Now, I don’t have the word count here to get into the minutiae of DiCaprio’s performance in Critters 3. I mean, it’s Critters 3. But I will go ahead and hit you with today’s thesis, which I buried so far in this piece that my editor**** would probably be upset: If you can bring your A-game to a movie like this, where a ragtag band of miscreants tries to prevent alien fuzzballs from taking over an apartment complex (and then the world?), you can deliver your best work in any brand of prestige drama you choose. In other words, if you can make it there (direct-to-video genre fare), you’ll make it anywhere (everything else).

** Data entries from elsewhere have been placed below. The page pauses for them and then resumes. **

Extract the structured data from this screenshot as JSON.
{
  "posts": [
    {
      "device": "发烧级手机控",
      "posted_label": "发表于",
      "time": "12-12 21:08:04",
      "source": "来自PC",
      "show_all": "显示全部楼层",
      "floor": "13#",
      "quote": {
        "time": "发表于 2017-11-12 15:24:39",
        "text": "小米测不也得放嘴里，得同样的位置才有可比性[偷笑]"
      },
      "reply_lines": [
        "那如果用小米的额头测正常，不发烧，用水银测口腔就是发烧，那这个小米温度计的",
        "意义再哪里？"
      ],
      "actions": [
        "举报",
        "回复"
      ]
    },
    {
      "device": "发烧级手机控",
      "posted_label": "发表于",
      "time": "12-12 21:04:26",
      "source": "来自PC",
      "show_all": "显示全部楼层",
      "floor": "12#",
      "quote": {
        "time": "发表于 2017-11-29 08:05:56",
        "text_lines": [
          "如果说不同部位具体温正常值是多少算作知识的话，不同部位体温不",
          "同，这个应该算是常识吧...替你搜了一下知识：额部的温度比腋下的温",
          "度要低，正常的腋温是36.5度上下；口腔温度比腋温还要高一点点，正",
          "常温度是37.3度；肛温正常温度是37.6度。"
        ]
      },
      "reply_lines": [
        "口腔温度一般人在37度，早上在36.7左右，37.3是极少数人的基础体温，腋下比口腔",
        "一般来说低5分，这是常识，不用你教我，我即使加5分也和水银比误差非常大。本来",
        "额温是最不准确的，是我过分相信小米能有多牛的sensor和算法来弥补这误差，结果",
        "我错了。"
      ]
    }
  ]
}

And that’s exactly what young Leonardo does. He may have only been 15 years old, but the boy was not sleepwalking through his first movie role! I don’t know if he was putting his acting chops on display exactly, but he plays both the stepson of a scummy landlord and the (young) love interest of the main protagonist. And for someone who couldn’t legally drive at the time, I think he does a pretty good job in all respects.
The wildest thing about all this is how quickly DiCaprio’s star rose from here. Just two years later, this young man was nominated for an Academy Award for his role in What’s Eating Gilbert Grape. And then four years after that, he was the male lead in one of the biggest movies of the century (Titanic), which pretty much made him one of the biggest movie stars in the world. Which is what he still is 24 years later.
Was Critters 3 the proving ground that DiCaprio needed to showcase his undeniable acting talents? Who’s to say? But the moral of the story, reader, is to always take your assignment seriously.
* I am not going to count Johnny Depp’s role in A Nightmare on Elm Street or Kevin Bacon’s role in Friday the 13th on this list because, even though they were slumming it in theory, those films are very good and became iconic. Not exactly the same thing.
** Critters 3 is actually pretty good, but it’s still Critters 3, you know?
*** SNL doesn’t count, nerd.
**** John is still on paternity leave, so I did not make him edit this piece. In fact, he might not read it at all. I guess we’ll find out.
Critters 3 is now streaming on HBO Max, and it’s available to rent elsewhere.